The Supreme Court was against Animal Cruelty in the national level but regionally, the people were against the decision of Supreme Court as they knew that doing so, their ancient culture and traditions will get lost and moreover hardly any harm is caused to the bulls. Hence, they organized protests against the ban on Jallikattu, camping overnight on Chennai’s Marina Beach and several other parts of Tamil Nadu and this protests by the Tamilians depicts their common love and respect towards their traditions.
If the Supreme Court is really concerned about Animals’ Cruelty, then why can’t they ban killing of animals everywhere else? Why can’t killing of goats and cows be ceased on the day of Eid? Of course, because it has become a tradition. Even in our day-to-day lives, a large no. of cattle is killed for commercial purposes which is legally practised in many states of our country.
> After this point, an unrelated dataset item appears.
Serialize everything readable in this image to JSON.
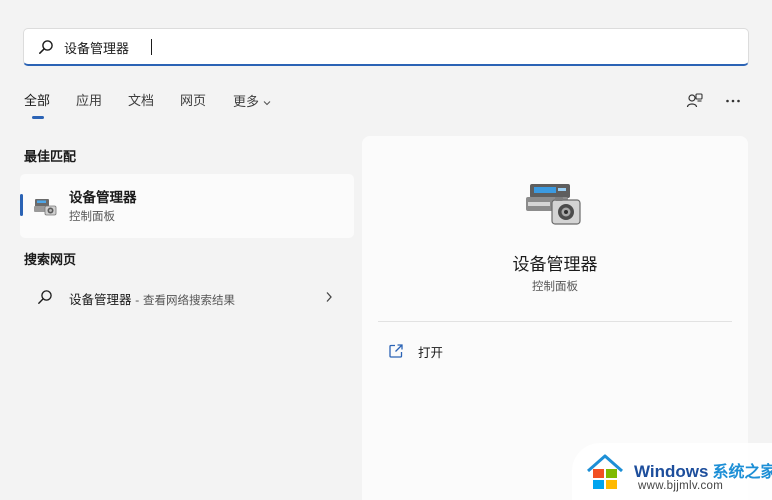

So if measures are not taken to prevent killing of animals in the name of tradition or for commercial reasons then why is it taken when it is merely a cultural sports event without causing any harm to the bulls? Suddenly imposing an Act to stop Jallikattu is against the peoples’ values. If there will be such movements against their culture, then gradually the regional people might turn into an anti-government association in near future.
Jallikattu is not just a sports or culture or a form of entertainment but is also a way to remember and follow the old traditions of Tamil Nadu. Even some of the popular Tamil movies has also portrayed Jallikattu as a symbol of Masculinity and Gallantry. If this tradition will be banned, regional culture will gradually disappear and there will be nothing left to remember as A GLORY OF PAST.
Hence, Jallikattu should be held to uphold the traditions of Tamil culture. There should be rules made to regulate the sports in order to prevent injuries but instead of this, will it be considered right to negate a culture?